Quantitative assessment of the impact of land use and climate change on hydrological processes is of great importance to water resources planning and management. The main objective of this study was to quantitatively assess the response of runoff to land use and climate change in the Zhengshui River Basin of Southern China, a heavily used agricultural basin. The Soil and Water Assessment Tool (SWAT) was used to simulate the river runoff for the Zhengshui River Basin. Specifically, a soil database was constructed based on field work and laboratory experiments as input data for the SWAT model.
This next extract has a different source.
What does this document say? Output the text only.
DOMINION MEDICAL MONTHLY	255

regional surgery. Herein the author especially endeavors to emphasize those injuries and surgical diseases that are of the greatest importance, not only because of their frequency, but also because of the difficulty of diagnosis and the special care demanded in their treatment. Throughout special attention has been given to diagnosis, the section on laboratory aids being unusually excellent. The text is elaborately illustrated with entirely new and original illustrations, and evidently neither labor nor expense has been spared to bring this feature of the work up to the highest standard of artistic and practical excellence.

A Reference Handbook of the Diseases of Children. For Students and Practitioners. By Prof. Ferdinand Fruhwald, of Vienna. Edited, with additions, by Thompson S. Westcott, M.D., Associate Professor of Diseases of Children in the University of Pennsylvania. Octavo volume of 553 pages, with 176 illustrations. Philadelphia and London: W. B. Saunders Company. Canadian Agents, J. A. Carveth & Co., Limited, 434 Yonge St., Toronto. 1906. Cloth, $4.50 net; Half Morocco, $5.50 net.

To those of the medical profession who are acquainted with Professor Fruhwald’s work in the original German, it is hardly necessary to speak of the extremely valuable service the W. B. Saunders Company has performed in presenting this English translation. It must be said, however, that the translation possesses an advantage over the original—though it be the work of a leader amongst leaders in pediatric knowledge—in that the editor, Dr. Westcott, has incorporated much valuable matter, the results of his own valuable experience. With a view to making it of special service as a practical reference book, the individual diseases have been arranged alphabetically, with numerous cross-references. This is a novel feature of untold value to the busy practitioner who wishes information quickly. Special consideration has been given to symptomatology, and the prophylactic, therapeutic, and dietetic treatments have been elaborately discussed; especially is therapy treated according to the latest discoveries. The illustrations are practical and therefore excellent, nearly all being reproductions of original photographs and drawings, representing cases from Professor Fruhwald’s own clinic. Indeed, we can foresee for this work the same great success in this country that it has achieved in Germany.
Following SWAT calibration, simulated results were compared with observed runoff data for the period 2006 to 2013. The Nash-Sutcliffe Efficiency Coefficient (NSE) and the correlation coefficient (R2
) for the comparisons were greater than 0.80, indicating close agreement. The calibrated models were applied to simulate monthly runoff in 1990 and 2010 for four scenarios with different land use and climate conditions. Climate change played a dominant role affecting runoff of this basin, with climate change decreasing simulated runoff by −100.22% in 2010 compared to that of 1990, land use change increasing runoff in this basin by 0.20% and the combination of climate change and land use change decreasing runoff by 60.8m3
/s. The decrease of forestland area and the corresponding increase of developed land and cultivated land area led to the small increase in runoff associated with land use change. The influence of precipitation on runoff was greater than temperature. The soil database used to model runoff with the SWAT model for the basin was constructed using a combination of field investigation and laboratory experiments, and simulations of runoff based on that new soil database more closely matched observations of runoff than simulations based on the generic Harmonized World Soil Database (HWSD). This study may provide an important reference to guide management decisions for this and similar watersheds.